Opinion

Commentary: My Online School Just Got an ‘F’ on Our State Report Card. Why I’m Proud of My School and What We Do for Our Students

By Melissa Brown | October 3, 2018

How many people get to land their dream job? Wake in the morning eager to get to work and end each day already strategizing the next? Achieve alignment of personal and professional vision and mission? That’s me.

I’m the leader of an online public school — that received a failing letter grade. So why am I so proud?

Eight years ago, I was charged with opening Indiana’s first full-time online school, serving students in grades K-12. Indiana Connections Academy remains both my passion and my profession and has provided a front-row seat for the good, the bad, and the ugly aspects of our ongoing debate about online schools.

INCA is measured by the same accountability system as any other public school in Indiana; on the 2016-17 report card issued by the Indiana Department of Education, we earned an F. We own that grade and work tirelessly to improve it. Accountability data don’t lie, but they don’t tell the whole story, either.

Case in point: mobility.

INCA, like many Indiana charter schools, serves a highly mobile student population. Over 30 percent of our high school students come to us off-cohort, meaning they are not on track to graduate on time. We welcome the challenge of serving these students, but it has major implications for our accountability scores and graduation rate.

Switching schools affects student performance. For example, research shows that there is often a short (one-to-three-year) decline in state test scores when a student enters a new learning environment. In any given year, more than half of INCA students are in their first or second year at the school, so this switching effect has a huge impact. This is not an excuse. It’s our reality.

Data show that if a student stays with INCA for three years or more, he or she will improve academically. We are moving the needle.

There are times when districts send students to us because they no longer know what to do to help them. We serve these students, even though INCA is not designed to be a credit recovery program or alternative school.

This impacts our school’s grade, but it isn’t fair — or good public policy — to blame a school that enrolls overage or credit-deficient students who don’t graduate with their cohort. Accountability should reflect student progression. For high schools, the key metric could be rate of credit accumulation while the student was enrolled, not the four-year graduation rate, which too often holds one school accountable for the failure of another.

Because changing schools is difficult for any student, perhaps measures of academic growth could exclude students who are in their first year in a school. These students will likely show a dip in achievement simply due to the switch, regardless of the quality of the school.

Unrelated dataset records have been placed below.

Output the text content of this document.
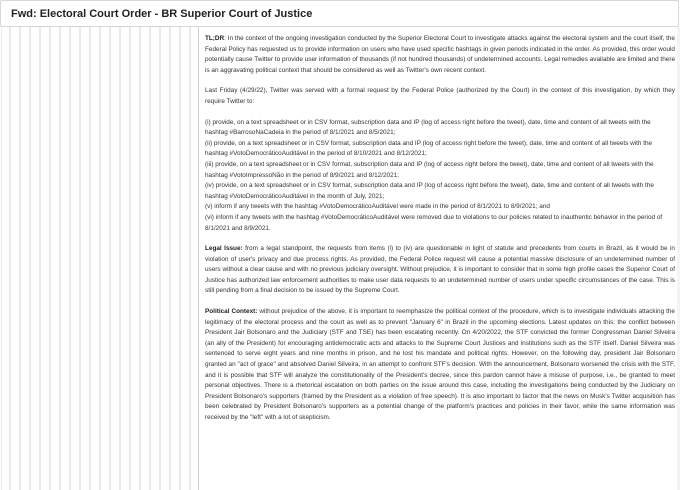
Fwd: Electoral Court Order - BR Superior Court of Justice

TL;DR: In the context of the ongoing investigation conducted by the Superior Electoral Court to investigate attacks against the electoral system and the court itself, the Federal Policy has requested us to provide information on users who have used specific hashtags in given periods indicated in the order. As provided, this order would potentially cause Twitter to provide user information of thousands (if not hundred thousands) of undetermined accounts. Legal remedies available are limited and there is an aggravating political context that should be considered as well as Twitter's own recent context.

Last Friday (4/29/22), Twitter was served with a formal request by the Federal Police (authorized by the Court) in the context of this investigation, by which they require Twitter to:

(i) provide, on a text spreadsheet or in CSV format, subscription data and IP (log of access right before the tweet), date, time and content of all tweets with the hashtag #BarrosoNaCadeia in the period of 8/1/2021 and 8/5/2021;
(ii) provide, on a text spreadsheet or in CSV format, subscription data and IP (log of access right before the tweet), date, time and content of all tweets with the hashtag #VotoDemocráticoAuditável in the period of 8/10/2021 and 8/12/2021;
(iii) provide, on a text spreadsheet or in CSV format, subscription data and IP (log of access right before the tweet), date, time and content of all tweets with the hashtag #VotoImpressoNão in the period of 8/9/2021 and 8/12/2021;
(iv) provide, on a text spreadsheet or in CSV format, subscription data and IP (log of access right before the tweet), date, time and content of all tweets with the hashtag #VotoDemocráticoAuditável in the month of July, 2021;
(v) inform if any tweets with the hashtag #VotoDemocráticoAuditável were made in the period of 8/1/2021 to 8/9/2021; and
(vi) inform if any tweets with the hashtag #VotoDemocráticoAuditável were removed due to violations to our policies related to inauthentic behavior in the period of 8/1/2021 and 8/9/2021.

Legal Issue: from a legal standpoint, the requests from items (i) to (iv) are questionable in light of statute and precedents from courts in Brazil, as it would be in violation of user's privacy and due process rights. As provided, the Federal Police request will cause a potential massive disclosure of an undetermined number of users without a clear cause and with no previous judiciary oversight. Without prejudice, it is important to consider that in some high profile cases the Superior Court of Justice has authorized law enforcement authorities to make user data requests to an undetermined number of users under specific circumstances of the case. This is still pending from a final decision to be issued by the Supreme Court.

Political Context: without prejudice of the above, it is important to reemphasize the political context of the procedure, which is to investigate individuals attacking the legitimacy of the electoral process and the court as well as to prevent "January 6" in Brazil in the upcoming elections. Latest updates on this: the conflict between President Jair Bolsonaro and the Judiciary (STF and TSE) has been escalating recently. On 4/20/2022, the STF convicted the former Congressman Daniel Silveira (an ally of the President) for encouraging antidemocratic acts and attacks to the Supreme Court Justices and institutions such as the STF itself. Daniel Silveira was sentenced to serve eight years and nine months in prison, and he lost his mandate and political rights. However, on the following day, president Jair Bolsonaro granted an "act of grace" and absolved Daniel Silveira, in an attempt to confront STF's decision. With the announcement, Bolsonaro worsened the crisis with the STF, and it is possible that STF will analyze the constitutionality of the President's decree, since this pardon cannot have a misuse of purpose, i.e., be granted to meet personal objectives. There is a rhetorical escalation on both parties on the issue around this case, including the investigations being conducted by the Judiciary on President Bolsonaro's supporters (framed by the President as a violation of free speech). It is also important to factor that the news on Musk's Twitter acquisition has been celebrated by President Bolsonaro's supporters as a potential change of the platform's practices and policies in their favor, while the same information was received by the "left" with a lot of skepticism.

INCA’s class of 2019 is nearing 900 students, but only 247 were with us last school year. This means that three-quarters of our upcoming graduating class is new to us, and it stands to reason that those students have struggled in other academic settings and look to us as a last chance for success. Our school could be more accurately assessed if some of the above factors are considered.

Three years ago, we watched a high-achieving student return to her traditional school during her sophomore year after battling a drug addiction that changed the course of her life. Two years ago, we served a young woman with a terminal illness. Her “make a wish” was to stay in school. We helped her feel challenged and strong as she battled against cancer while working toward her goal of earning a diploma. Last year, we enrolled a young man whose “friends” had encouraged him to kill himself just months before. At INCA, he stayed focused on academics while getting the counseling he needed. After several months, his mother called to say she had “got her son back.”

We count these as successes. But where is the column on the state report card that indicates “lives saved” when measuring a school?

It’s time to change the conversation. Incredible things are happening in many online schools. I invite educators and policymakers to consider these suggestions for accountability to help us get better, not count us out. Help us figure out a way to measure success so it reflects what is happening in all schools, not just those that fit the traditional model.

Melissa Brown is executive director of Indiana Connections Academy.